Thousands of companies offer Directors & Officers Liability Insurance ranging from inexpensive basic policies to very comprehensive coverage. Remember that while purchasing protection may seem like a simple procedure, it is not necessarily as easy as it seems and requires careful examination of terms and conditions. Before buying Directors and Officers insurance, you should first choose an insurance carrier like Wigmore Insurance Agency Costa Mesa will help clients and businesses and that meets your needs. There are several factors that insurance companies compare before deciding whether to write a contract or refuse a request.
What are Side A, B, and C covered in a D&O policy:
Side A – Comprehensive General Liability Coverage
General Liability Insurance protects directors and officers against liability arising from general negligence. Coverage usually includes bodily injury and property damage. The insurer will usually require the company to obtain at least $1M worth of insurance. Additional coverages may include commercial general liability coverage, products, and completed operations coverage, environmental pollution and toxic tort coverage, and professional services liability coverage.

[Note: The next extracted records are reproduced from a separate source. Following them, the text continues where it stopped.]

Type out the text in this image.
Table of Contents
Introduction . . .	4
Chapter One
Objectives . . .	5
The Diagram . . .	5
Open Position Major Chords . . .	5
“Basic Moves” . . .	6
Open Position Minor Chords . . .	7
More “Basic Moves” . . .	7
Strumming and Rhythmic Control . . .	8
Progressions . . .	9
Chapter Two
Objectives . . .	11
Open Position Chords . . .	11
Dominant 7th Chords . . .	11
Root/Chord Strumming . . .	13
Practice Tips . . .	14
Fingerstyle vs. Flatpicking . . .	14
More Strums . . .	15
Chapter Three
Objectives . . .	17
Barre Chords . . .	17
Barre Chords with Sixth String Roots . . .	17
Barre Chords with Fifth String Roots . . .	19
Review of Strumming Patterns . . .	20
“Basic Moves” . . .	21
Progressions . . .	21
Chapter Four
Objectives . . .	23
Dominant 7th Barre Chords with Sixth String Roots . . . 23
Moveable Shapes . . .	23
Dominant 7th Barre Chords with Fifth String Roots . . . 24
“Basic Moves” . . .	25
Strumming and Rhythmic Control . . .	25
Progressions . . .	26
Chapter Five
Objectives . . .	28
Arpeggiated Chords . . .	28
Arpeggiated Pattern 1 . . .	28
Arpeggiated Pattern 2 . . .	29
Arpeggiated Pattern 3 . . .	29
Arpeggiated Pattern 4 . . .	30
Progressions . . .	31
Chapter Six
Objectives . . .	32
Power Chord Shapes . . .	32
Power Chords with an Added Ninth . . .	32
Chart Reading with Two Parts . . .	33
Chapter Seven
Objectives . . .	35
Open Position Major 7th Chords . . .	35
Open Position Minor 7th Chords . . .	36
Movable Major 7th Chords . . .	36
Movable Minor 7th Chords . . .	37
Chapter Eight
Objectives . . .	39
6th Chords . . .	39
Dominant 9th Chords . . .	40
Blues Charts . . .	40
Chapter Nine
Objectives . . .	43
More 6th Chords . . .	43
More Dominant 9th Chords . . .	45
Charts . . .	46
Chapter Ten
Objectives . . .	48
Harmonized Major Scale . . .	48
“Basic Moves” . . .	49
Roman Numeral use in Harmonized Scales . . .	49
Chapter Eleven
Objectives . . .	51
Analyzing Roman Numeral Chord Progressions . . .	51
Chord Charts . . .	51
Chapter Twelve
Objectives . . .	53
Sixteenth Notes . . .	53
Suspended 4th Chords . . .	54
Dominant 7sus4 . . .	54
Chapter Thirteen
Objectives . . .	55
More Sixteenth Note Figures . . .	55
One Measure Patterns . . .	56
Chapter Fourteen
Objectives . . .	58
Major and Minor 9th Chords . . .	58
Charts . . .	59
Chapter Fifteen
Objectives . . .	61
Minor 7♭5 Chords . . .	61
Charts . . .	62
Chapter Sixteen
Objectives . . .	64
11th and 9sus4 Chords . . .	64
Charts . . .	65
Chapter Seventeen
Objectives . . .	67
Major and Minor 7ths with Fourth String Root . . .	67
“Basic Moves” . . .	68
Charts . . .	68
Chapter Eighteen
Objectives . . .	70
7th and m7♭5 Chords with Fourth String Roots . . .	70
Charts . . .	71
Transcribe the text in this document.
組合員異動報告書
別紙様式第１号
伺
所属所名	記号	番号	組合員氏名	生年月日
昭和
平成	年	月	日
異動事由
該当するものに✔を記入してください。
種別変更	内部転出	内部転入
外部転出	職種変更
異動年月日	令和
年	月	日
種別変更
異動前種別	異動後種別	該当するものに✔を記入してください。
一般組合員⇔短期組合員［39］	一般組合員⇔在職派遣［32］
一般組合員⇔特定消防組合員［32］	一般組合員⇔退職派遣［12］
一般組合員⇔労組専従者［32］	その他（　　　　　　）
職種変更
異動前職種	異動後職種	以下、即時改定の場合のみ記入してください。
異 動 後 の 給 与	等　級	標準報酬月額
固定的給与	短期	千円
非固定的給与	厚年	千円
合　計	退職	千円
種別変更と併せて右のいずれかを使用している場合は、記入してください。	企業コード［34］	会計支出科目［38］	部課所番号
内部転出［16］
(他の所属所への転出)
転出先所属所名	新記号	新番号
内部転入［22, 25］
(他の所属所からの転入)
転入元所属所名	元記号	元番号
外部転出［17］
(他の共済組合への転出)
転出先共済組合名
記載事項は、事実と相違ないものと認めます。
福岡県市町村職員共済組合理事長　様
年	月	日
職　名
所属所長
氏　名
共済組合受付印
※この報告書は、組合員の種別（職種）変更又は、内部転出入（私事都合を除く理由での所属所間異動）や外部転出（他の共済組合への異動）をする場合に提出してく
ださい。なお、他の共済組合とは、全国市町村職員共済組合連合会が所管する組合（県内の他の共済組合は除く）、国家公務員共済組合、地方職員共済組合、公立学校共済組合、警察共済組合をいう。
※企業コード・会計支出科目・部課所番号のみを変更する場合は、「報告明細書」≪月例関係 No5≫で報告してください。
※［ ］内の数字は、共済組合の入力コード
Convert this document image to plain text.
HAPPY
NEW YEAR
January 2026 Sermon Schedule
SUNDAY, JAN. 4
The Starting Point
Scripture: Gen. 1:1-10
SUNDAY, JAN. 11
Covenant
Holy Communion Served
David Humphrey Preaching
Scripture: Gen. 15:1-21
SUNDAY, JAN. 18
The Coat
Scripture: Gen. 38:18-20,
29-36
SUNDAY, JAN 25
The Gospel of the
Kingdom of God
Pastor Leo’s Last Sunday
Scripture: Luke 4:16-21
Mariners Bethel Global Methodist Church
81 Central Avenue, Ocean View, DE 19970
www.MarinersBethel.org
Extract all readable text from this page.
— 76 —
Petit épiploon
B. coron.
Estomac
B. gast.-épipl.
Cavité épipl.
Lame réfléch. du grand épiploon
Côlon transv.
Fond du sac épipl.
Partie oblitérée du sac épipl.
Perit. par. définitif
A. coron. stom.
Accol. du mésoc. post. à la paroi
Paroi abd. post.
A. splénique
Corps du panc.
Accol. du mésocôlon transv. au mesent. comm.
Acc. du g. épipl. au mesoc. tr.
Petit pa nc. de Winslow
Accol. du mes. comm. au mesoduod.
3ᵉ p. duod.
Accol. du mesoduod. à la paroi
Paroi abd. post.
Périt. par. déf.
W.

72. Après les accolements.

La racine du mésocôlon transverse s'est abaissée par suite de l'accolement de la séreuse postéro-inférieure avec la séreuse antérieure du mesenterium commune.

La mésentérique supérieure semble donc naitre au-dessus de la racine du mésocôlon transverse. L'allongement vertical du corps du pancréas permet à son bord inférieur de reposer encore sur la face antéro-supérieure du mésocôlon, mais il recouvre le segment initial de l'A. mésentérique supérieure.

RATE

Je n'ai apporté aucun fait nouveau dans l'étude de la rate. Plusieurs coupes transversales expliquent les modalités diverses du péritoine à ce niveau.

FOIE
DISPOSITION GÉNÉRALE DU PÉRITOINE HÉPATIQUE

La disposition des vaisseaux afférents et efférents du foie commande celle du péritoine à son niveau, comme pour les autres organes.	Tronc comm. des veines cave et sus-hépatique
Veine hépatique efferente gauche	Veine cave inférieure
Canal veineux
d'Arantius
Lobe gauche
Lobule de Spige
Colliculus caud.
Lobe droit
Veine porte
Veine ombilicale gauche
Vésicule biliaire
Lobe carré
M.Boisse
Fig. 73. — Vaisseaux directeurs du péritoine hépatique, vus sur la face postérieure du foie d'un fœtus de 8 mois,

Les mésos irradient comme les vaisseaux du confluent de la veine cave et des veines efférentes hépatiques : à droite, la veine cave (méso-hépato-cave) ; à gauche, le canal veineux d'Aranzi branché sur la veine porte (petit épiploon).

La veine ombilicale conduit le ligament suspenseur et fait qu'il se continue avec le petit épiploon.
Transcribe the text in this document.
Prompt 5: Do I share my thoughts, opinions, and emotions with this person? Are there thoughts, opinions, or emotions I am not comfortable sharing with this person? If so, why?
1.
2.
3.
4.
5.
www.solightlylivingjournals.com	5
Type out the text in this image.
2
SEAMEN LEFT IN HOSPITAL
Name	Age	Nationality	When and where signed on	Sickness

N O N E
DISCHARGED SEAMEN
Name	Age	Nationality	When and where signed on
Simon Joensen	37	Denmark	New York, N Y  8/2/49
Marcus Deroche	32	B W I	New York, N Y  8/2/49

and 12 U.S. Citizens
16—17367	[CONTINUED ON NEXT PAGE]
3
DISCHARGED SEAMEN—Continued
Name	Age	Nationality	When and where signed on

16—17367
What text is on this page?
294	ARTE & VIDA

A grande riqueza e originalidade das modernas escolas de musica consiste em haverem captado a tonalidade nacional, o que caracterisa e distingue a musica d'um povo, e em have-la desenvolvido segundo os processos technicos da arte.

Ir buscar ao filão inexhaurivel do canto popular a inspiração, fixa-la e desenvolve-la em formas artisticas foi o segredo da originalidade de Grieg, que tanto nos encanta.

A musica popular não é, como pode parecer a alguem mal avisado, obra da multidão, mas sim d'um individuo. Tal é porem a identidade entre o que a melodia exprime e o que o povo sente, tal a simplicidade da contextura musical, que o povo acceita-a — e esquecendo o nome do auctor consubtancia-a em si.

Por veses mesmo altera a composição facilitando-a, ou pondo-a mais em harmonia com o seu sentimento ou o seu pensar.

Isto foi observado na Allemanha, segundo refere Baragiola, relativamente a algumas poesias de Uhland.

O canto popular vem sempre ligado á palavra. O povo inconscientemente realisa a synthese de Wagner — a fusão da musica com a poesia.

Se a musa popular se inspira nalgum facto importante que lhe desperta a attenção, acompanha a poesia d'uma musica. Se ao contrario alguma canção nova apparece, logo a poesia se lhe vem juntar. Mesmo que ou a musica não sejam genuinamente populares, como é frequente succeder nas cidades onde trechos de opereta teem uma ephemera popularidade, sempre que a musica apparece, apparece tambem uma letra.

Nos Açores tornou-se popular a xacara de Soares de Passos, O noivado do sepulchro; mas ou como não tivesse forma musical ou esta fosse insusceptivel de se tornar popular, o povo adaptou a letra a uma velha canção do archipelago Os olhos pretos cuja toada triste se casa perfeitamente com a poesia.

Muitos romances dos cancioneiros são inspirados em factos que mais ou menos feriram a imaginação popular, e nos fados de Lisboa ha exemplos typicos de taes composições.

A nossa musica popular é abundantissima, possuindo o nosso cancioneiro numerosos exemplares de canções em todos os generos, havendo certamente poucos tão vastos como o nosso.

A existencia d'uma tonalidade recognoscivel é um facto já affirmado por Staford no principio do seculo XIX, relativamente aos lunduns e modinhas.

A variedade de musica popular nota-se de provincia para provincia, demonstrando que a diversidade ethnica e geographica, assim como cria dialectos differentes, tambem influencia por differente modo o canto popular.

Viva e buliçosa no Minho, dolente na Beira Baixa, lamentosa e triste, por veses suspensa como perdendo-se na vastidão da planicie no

Side B – Director’s & Officer’s Excess Liability Coverage
This coverage applies if the total liability coverage under the primary layer falls short of the director’s or officer’s actual liability exposure. If this happens, the excess carrier will pick up the difference between the sum expended by the company and the minimum required limits under the primary coverage. Typically, side B insurance will only provide coverage when the company self-insures more than $500k of liabilities per year. This type of coverage can be quite expensive because there is no upper limit to the ultimate payout.
Side C – Legal Expense Coverage
This coverage extends umbrella coverage beyond the ordinary scope of indemnity and includes fees that could be charged to defend a lawsuit brought against a director or officer. When a suit is filed, the insurer will often negotiate with opposing counsel to determine the appropriate fee structure.
Why should a start-up consider Directors and Officers(D&O) Insurance:
Although many small businesses do not need an elaborate level of directors and officers liability insurance, you absolutely must get this type of coverage for any business with employees. Even large corporations cannot overlook this critical form of insurance. An employee who works for the company might lose his job and take the company down with him. Or worse yet, he might sue your company and claim that your negligent acts caused his injuries. It is impossible to predict what an individual might do once he becomes disgruntled, but the point is clear — you would rather be caught off guard than leave yourself exposed.
Conclusion: I believe that companies should have director’s and officers’ insurance as part of their overall corporate policy. The right kind of insurance will increase an organization’s credibility significantly. Costa Mesa Insurance company Wigmore Insurance Agency also helps protect the organization from the legal costs of defending itself against lawsuits. Lastly, it gives organizations the confidence to hire talented people without worrying about how they will handle being sued later on.